さよなら妖精

さよなら妖精 (創元推理文庫)
 昨日の行き帰りの京浜東北線で勢いがつき、本日未明読了。中華街で買った月餅「夜来香」(くすんだ味。けっして悪い意味ではないです)、中国茶「東方美人」(美味)、あと西鳳酒(!)がお供。

ユリイカ」の特集に自分の知らない人が取り上げられていたら、とりあえず読むなり聴くなり観るなりすることが多いようです。昔からの習慣でミーハーと言われればその通りなのですが、この仕事をはじめてからは、必要最低限のたしなみとして、というところもなくはないかな。もっとも毎号チェックしているわけではなく、あくまでバックナンバーが店に入ってきたときがそのときなので職業意識としてはあやしいものですが、去年はおかげで上橋菜穂子に出会えましたし、まあしないよりはした方がよいのでしょう。「守り人シリーズ」なんて、本好きで知らない人はほとんどいないのですから、正直遅きに失してはいたんですけどね。
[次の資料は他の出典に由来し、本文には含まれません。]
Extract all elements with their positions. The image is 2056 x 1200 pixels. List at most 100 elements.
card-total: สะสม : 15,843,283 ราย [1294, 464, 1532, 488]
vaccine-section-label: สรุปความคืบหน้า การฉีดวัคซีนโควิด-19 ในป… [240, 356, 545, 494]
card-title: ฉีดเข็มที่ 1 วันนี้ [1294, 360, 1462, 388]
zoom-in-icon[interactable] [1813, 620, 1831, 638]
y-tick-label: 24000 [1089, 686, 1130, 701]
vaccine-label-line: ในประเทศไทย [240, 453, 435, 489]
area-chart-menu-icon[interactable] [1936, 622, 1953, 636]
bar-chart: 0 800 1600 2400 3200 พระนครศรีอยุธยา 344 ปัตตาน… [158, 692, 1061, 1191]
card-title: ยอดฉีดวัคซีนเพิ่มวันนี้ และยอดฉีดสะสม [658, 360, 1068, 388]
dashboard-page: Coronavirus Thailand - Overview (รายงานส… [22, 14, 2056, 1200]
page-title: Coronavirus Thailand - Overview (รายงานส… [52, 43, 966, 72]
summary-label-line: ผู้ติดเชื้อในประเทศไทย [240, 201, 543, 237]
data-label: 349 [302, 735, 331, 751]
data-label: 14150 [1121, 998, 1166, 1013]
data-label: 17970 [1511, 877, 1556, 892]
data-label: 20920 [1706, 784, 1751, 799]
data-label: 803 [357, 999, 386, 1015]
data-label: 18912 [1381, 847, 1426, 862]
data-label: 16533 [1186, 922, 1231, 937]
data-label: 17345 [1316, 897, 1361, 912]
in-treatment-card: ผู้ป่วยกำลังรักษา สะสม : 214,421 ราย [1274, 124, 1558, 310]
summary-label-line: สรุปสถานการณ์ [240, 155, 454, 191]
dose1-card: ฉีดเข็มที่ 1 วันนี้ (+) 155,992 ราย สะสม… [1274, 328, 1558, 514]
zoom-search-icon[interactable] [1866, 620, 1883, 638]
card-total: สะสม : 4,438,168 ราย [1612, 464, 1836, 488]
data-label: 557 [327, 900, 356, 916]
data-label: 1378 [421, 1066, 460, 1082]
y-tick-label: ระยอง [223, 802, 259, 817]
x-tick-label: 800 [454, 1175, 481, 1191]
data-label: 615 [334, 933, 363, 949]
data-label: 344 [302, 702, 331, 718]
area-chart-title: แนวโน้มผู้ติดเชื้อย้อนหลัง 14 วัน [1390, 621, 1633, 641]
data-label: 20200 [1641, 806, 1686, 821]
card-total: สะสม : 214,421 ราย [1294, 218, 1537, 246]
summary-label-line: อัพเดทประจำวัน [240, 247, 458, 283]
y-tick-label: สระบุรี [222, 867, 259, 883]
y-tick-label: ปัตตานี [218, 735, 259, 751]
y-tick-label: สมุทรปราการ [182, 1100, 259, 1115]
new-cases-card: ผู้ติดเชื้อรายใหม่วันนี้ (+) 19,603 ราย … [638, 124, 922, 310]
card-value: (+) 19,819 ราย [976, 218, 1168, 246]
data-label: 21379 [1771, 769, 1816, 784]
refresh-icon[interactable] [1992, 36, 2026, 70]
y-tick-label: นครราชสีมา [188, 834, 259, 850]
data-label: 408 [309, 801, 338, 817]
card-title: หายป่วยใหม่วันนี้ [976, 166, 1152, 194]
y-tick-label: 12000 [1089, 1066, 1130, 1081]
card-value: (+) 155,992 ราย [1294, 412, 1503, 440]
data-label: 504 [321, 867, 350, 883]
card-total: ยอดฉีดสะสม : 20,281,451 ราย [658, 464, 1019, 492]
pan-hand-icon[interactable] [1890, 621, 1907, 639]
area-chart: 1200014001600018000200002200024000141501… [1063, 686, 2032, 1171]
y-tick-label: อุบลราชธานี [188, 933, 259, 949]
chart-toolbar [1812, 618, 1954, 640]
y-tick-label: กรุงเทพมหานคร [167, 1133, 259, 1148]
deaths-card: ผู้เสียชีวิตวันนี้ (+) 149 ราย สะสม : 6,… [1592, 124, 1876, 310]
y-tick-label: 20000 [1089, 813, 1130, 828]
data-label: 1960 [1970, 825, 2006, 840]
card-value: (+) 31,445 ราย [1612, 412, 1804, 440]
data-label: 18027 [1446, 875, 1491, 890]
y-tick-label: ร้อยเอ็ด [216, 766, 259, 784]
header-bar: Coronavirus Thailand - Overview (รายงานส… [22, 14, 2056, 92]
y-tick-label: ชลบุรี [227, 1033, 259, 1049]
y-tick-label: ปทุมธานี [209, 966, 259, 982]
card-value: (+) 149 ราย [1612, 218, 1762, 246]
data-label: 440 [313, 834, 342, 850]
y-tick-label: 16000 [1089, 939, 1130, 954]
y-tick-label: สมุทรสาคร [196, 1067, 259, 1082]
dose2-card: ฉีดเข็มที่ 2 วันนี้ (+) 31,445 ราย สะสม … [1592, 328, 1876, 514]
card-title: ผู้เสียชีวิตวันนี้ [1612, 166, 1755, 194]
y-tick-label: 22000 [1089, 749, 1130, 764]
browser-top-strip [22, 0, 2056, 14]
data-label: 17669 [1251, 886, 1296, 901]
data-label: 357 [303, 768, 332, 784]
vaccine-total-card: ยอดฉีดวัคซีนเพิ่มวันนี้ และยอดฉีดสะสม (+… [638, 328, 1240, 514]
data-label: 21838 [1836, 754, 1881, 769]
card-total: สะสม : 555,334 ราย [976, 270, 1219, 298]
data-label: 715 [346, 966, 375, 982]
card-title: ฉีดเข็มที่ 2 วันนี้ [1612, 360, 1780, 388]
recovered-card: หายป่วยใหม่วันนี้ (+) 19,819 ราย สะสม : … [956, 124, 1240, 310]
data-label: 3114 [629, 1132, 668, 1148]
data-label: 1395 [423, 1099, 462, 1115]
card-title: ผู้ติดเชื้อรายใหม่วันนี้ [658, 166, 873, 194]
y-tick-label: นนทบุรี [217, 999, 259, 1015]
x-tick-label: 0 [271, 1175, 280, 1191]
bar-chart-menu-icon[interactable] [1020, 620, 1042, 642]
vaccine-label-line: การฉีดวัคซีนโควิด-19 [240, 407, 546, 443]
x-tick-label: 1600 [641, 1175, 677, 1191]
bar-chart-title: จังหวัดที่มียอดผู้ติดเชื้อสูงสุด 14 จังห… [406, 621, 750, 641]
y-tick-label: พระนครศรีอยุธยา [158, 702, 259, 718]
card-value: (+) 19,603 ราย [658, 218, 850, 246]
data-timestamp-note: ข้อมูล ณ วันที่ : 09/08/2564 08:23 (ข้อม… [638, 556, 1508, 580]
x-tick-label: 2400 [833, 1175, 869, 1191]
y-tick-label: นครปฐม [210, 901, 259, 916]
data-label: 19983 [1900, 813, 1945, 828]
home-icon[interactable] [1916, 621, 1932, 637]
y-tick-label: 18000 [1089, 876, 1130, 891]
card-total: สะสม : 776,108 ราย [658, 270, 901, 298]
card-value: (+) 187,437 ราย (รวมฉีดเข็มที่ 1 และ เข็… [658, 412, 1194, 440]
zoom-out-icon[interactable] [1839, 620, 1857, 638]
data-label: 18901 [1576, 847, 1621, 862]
 ともかくそんな次第で、このたび米澤穂信という作家の本をはじめて手に取ったのですが・・・。


 いや、すばらしい。10代のときに出会えていたら、と思わずにはいられません。もちろんそんなことはあり得ないのだけど、もしだったとしたら、一生ついて行くのだろうなあ、この人に。40歳目前のいまでさえ、もう次の作品読むことを考えているのだから。青春小説なのに。

 読後の余韻、日本語に対する真摯な態度、そしてそこから広がっていく世界の大きさ(これは若ければ若いほど大きい、当たり前だけど)。語るべきことはいろいろあるけど、うまく話せそうもないなあ。まあ、何はともあれ読んでみてくださいな。